Personally what attracts me is generally if the developers focus on the actual game and seem to have passion for it, knowing what they're doing, having an idea of what kind of games heritage to tap(name-dropping Battle Isle instantly got my attention...) and talking about actual game mechanics in concrete terms. The moment the conversation about the game turns to buzzwords, good God I'm out of there faster than you can say my name. Anyone can say they want an "engrossing story" or "exciting mechanics," but if they're not giving actual examples of it, that's all just a scam to me.
Part of this? Show me the game. Don't show me CGI trailers or the developers' faces, show me the game. Show me whatever ultra-early alpha you've got, let me hear a bit of the soundtrack. This is the sort of thing that gets my confidence.
I think the biggest deal-breaker for me, on other videogame Kickstarters has been "celebrity" involvement. The Torment reboot/sequel/revive, Numenera, apparently tried to ride on Monte Cook's coat-tails and, no, I don't like that man or anything he does, so for me, their trying to use his name to get somewhere just makes my bile rise and was what made me have no interest in that(plus their buzzword-storm). Another one I backed out of backing was Portalarium's new Ultima-ish game(Garriott being behind it) when they decided to recruit Tracy Hickman.

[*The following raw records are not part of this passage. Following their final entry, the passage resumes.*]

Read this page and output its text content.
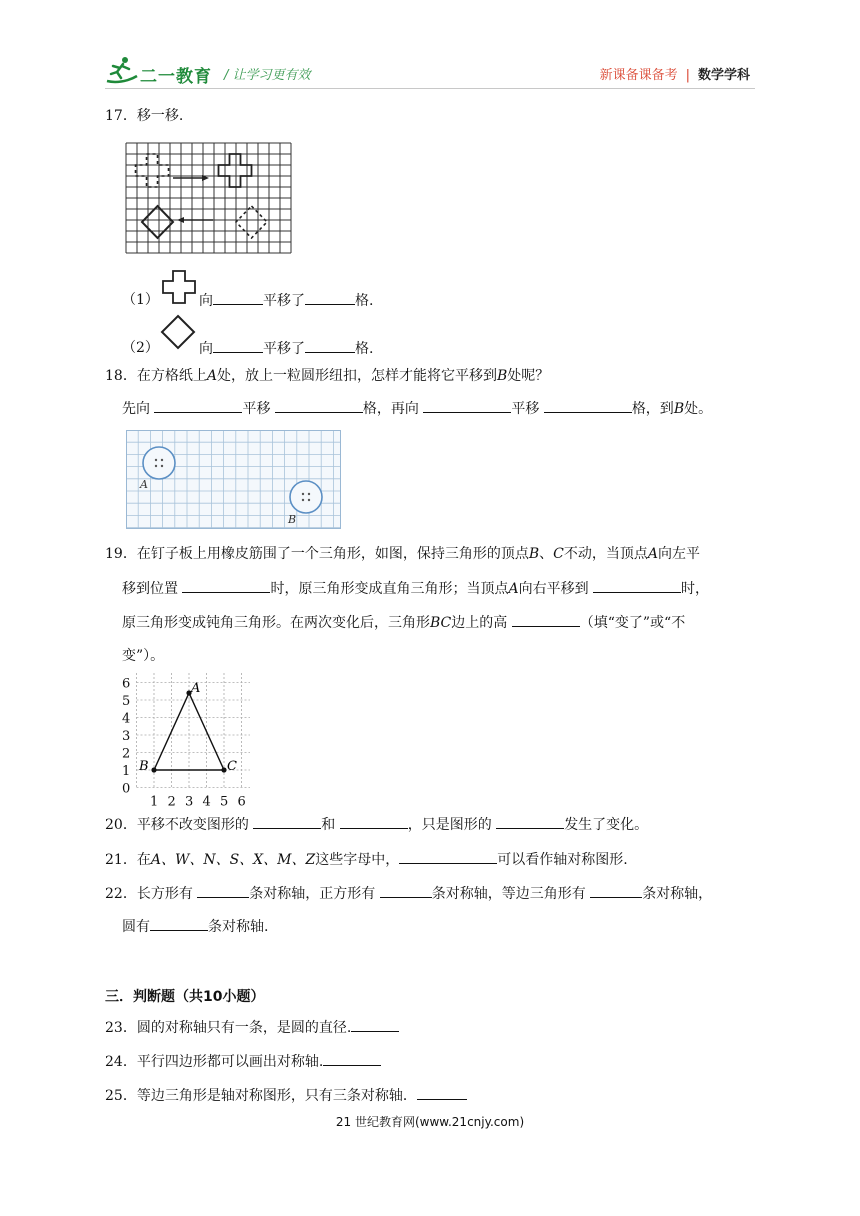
二一教育 / 让学习更有效	新课备课备考 | 数学学科
17．移一移.
（1）	向	平移了	格.
（2）	向	平移了	格.
18．在方格纸上A处，放上一粒圆形纽扣，怎样才能将它平移到B处呢？
先向	平移	格，再向	平移	格，到B处。
A
B
19．在钉子板上用橡皮筋围了一个三角形，如图，保持三角形的顶点B、C不动，当顶点A向左平
移到位置	时，原三角形变成直角三角形；当顶点A向右平移到	时，
原三角形变成钝角三角形。在两次变化后，三角形BC边上的高	（填“变了”或“不
变”）。
0
1
2
3
4
5
6
1 2 3 4 5 6
A
B	C
20．平移不改变图形的	和	，只是图形的	发生了变化。
21．在A、W、N、S、X、M、Z这些字母中，	可以看作轴对称图形.
22．长方形有	条对称轴，正方形有	条对称轴，等边三角形有	条对称轴，
圆有	条对称轴.
三．判断题（共10小题）
23．圆的对称轴只有一条，是圆的直径.
24．平行四边形都可以画出对称轴.
25．等边三角形是轴对称图形，只有三条对称轴．
21 世纪教育网(www.21cnjy.com)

Obviously he was recruited for his wide resume, but again, he's someone who is, to me, all hype and his writing his terrible. From a business perspective both of those moves are going to invite a lot of fanboys, but from a quality perspective, I consider neither Cook or Hickman to have anything to add.
Updates should ideally always be about the game. Tell us about your vision and ideas as they get narrowed down and nailed down, feel free to tell us about any troubles you're having, any compromises you had to make. I'd rather hear both the good and the bad, rather than just some shiny, polished PR campaign that makes me wonder what I'm not being told.
The rewards I consider most interesting are always soundtracks, I love good music, beta access and alpha access also rank very high since I love "being in on the ground floor," and at a distant third to that would be concept art, which is interesting but has less staying power than music. I rarely find myself attracted to titles or in-game content, but if I have the spare money I'll always go for the higher reward tiers if I really like a project, even without further incentives.